Au début de l'année 1939, le président américain Franklin D. Roosevelt suivait avec une consternation grandissante les événements qui se déroulaient en Europe.
En mars, l'armée nazie envahit la Tchécoslovaquie, réduisant à néant l'accord de Munich conclu à peine six mois auparavant.
La tentative du Premier ministre britannique Neville Chamberlain d'instaurer "la paix pour notre temps" s'était soldée par un échec.
Roosevelt, alors âgé de 57 ans, était convaincu que la Grande-Bretagne serait bientôt contrainte de s'opposer militairement à Adolf Hitler, et que l'aide des États-Unis dans cette lutte armée serait vitale.
Mais le président savait également qu'une majorité de ses concitoyens étaient de fervents isolationnistes : ils ne voulaient pas être mêlés à une nouvelle guerre européenne.
Sa solution ? Roosevelt – ou FDR, comme on l'appelait communément – invita le jeune roi George VI et son épouse, la reine Élisabeth, dans sa maison de campagne préférée, située dans le nord de l'État de New York. Jamais auparavant un monarque britannique régnant ne s'était rendu aux États-Unis.
Le président envisageait un événement décontracté, "comme chez soi", afin de montrer aux Américains que le couple royal n'était pas constitué de figures majestueuses et distantes, mais de représentants amicaux d'une nation démocratique qui méritait d'être soutenue.

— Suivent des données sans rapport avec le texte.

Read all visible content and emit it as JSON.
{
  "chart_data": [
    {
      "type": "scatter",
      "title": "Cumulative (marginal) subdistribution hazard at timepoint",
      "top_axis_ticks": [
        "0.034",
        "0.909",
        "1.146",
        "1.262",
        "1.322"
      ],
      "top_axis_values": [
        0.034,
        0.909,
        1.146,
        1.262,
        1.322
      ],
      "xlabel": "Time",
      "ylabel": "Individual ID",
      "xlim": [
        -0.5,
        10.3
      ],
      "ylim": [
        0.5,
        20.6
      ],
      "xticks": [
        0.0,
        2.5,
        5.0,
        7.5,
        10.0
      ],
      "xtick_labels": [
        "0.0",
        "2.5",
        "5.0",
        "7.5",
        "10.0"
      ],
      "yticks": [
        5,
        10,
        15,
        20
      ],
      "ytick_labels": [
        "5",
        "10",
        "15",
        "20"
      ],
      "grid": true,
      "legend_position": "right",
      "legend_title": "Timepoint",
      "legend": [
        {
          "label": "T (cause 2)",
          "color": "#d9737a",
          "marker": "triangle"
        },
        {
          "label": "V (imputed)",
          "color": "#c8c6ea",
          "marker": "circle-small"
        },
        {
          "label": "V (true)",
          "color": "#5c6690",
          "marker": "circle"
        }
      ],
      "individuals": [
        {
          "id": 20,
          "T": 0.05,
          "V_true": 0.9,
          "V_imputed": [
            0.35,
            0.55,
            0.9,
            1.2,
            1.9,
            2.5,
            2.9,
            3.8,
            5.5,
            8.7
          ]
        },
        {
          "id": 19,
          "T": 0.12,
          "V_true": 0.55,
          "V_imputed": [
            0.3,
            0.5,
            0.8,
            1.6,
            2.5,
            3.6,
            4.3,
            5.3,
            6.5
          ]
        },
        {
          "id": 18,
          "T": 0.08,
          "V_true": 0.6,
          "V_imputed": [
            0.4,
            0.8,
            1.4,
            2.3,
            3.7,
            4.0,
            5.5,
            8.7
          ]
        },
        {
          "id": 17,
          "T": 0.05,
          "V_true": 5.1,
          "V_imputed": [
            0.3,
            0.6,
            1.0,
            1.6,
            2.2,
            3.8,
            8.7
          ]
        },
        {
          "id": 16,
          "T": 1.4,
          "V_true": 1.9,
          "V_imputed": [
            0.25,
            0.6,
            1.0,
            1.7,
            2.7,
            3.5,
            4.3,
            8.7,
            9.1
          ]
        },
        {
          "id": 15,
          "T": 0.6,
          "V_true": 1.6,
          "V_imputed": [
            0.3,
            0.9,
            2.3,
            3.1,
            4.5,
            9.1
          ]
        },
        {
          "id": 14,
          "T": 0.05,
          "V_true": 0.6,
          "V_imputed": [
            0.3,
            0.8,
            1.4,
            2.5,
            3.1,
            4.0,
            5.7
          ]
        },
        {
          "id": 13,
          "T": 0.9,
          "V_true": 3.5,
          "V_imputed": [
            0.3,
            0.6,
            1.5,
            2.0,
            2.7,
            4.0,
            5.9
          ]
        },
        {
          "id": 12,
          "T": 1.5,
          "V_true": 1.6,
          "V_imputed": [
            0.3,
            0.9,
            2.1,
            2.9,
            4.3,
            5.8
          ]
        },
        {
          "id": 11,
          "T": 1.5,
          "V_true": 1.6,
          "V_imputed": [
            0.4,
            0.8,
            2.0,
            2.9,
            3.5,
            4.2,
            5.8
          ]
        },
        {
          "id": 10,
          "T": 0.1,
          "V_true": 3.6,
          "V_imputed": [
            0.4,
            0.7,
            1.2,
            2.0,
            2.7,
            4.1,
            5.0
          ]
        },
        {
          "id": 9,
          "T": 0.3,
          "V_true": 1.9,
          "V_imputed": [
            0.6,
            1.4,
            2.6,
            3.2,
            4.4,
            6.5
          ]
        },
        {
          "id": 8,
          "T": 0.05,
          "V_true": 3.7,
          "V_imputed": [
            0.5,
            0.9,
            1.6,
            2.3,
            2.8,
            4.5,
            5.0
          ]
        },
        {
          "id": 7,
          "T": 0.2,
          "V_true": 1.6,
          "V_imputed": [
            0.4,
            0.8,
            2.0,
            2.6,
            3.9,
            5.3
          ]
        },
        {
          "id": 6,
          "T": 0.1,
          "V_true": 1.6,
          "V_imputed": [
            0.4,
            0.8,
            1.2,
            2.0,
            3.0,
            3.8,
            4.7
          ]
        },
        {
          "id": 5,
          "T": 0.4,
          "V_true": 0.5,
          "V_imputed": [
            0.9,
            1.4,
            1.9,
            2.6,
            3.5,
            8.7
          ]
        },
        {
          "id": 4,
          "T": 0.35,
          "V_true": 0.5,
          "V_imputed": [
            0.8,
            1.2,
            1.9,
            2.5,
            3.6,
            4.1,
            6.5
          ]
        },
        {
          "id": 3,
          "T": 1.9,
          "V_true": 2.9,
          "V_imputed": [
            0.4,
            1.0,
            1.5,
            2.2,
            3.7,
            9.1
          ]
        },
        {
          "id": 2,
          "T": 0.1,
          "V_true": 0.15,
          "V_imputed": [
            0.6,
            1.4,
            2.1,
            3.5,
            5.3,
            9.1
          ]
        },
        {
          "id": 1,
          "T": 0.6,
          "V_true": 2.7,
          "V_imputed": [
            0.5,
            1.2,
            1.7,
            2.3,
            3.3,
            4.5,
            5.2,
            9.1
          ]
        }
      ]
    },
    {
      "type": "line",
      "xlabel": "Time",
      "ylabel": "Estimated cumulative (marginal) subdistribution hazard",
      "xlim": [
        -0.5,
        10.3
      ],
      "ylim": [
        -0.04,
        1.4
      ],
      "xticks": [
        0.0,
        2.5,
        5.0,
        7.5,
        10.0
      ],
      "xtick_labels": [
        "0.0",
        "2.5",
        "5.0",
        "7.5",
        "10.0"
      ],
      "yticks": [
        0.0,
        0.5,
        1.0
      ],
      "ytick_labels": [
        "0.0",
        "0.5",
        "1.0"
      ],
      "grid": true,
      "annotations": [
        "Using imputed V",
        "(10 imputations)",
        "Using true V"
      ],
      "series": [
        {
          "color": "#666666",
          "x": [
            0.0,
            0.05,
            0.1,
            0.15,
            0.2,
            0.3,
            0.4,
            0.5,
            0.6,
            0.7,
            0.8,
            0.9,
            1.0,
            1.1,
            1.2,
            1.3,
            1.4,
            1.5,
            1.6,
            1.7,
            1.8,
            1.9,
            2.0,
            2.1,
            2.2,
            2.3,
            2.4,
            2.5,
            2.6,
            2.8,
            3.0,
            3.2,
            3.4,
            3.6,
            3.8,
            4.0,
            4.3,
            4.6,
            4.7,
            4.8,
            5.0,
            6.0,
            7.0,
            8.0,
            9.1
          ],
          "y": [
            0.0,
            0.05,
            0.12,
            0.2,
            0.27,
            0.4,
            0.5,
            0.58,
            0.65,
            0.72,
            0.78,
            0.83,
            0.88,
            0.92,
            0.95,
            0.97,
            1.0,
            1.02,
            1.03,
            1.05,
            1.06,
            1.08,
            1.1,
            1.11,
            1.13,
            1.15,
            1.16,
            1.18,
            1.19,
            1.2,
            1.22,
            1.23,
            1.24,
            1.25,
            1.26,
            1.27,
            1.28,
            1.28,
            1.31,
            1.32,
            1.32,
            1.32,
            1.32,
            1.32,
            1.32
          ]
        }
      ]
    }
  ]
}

Le point d'orgue de cette visite d'un week-end devait être un pique-nique en plein air dans le parc du domaine Roosevelt, au cours duquel des hot-dogs – ce plat estival américain résolument peu royal – devaient être servis.
Cette rencontre historique fait l'objet d'une nouvelle pièce, Springwood, jouée au Hampstead Theatre de Londres, saluée par The Guardian comme "un récit d'actualité sur la mission d'un monarque britannique aux États-Unis".
Comment ce moment a-t-il donc contribué à façonner l'histoire – et pourquoi trouve-t-il un écho particulier aujourd'hui ?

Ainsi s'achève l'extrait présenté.